The 20-year-old Irwin joined the Mental As Anyone podcast and spoke about losing his dad, Steve Irwin, when he was just three years old.
“It (the pain) never goes away. It doesn’t matter what age you are; I know people who never even met their dad, and that is incredibly painful,” Irwin said.
“I know people who recently lost parental figures, they had a brilliant, long, wonderful life and passed away peacefully, and that is so bloody hard, it doesn’t matter.”
Irwin said he’s had to accept the fact that “you don’t ever really go wake up one day and go, ‘OK, all right, I’ve moved on, I’m good’.”

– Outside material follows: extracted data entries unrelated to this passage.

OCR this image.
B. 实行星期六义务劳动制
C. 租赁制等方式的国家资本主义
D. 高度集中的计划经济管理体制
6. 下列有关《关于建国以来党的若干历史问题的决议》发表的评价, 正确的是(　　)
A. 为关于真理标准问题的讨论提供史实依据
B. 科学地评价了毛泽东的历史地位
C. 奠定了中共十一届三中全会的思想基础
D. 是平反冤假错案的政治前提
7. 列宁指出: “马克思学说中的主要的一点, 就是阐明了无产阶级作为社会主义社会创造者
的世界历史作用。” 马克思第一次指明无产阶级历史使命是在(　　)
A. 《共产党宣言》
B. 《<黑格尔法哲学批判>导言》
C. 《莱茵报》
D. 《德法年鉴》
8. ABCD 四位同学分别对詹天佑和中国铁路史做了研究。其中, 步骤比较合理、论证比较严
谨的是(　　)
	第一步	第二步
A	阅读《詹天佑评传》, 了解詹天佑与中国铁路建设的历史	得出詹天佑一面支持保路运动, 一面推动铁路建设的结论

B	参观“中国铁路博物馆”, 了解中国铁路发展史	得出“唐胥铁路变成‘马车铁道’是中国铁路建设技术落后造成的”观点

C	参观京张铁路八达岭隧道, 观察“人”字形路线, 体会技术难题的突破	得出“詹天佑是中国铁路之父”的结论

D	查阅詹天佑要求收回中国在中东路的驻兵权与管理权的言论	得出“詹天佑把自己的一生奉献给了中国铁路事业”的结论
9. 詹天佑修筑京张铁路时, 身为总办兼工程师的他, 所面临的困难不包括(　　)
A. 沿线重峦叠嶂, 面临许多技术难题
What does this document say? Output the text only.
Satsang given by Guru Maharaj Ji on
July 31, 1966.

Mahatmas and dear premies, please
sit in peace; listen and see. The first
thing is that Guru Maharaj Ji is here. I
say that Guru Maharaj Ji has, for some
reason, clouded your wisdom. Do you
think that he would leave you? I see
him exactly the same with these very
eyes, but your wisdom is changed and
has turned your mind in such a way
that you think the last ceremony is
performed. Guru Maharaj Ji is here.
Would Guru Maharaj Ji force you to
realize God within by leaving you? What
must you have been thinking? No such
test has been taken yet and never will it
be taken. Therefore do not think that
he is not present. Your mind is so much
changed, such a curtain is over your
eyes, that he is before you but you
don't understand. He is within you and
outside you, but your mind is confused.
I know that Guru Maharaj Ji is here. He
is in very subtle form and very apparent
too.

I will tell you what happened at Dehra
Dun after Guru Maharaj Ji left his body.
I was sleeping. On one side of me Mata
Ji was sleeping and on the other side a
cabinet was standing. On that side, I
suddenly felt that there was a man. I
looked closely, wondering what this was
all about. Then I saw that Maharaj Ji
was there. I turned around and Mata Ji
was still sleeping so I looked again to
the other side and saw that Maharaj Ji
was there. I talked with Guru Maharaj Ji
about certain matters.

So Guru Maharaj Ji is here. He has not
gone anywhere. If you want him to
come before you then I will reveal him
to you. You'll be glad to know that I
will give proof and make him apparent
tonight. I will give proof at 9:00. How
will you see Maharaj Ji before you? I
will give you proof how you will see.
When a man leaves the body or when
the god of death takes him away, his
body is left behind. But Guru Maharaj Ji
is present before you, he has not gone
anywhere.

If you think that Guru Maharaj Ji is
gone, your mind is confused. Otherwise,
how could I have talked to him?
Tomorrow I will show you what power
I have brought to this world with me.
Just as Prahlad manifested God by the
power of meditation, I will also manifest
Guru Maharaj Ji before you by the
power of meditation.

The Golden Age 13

“It’s just not it; you will never move on. But it’s this shadow that you’ve always got that eventually, instead of it just being within you consuming every day, it walks beside you, that sort of thing,” he said.
Irwin said he finds peace in loving at Australia Zoo; his dad’s life work.
“And living in Australia Zoo, you walk around … he’s everywhere. The images and the pictures and the video and the sound, he’s still part of every day for me,” Irwin said.
And personally, in my grief journey … I love that.
“And having lost someone at a very young age, I love getting little pieces of him back. It is easy to feel as though time passes and every passing year you’re further from someone, but you have to think every passing year I hear a new story or I see a new picture of me and dad.”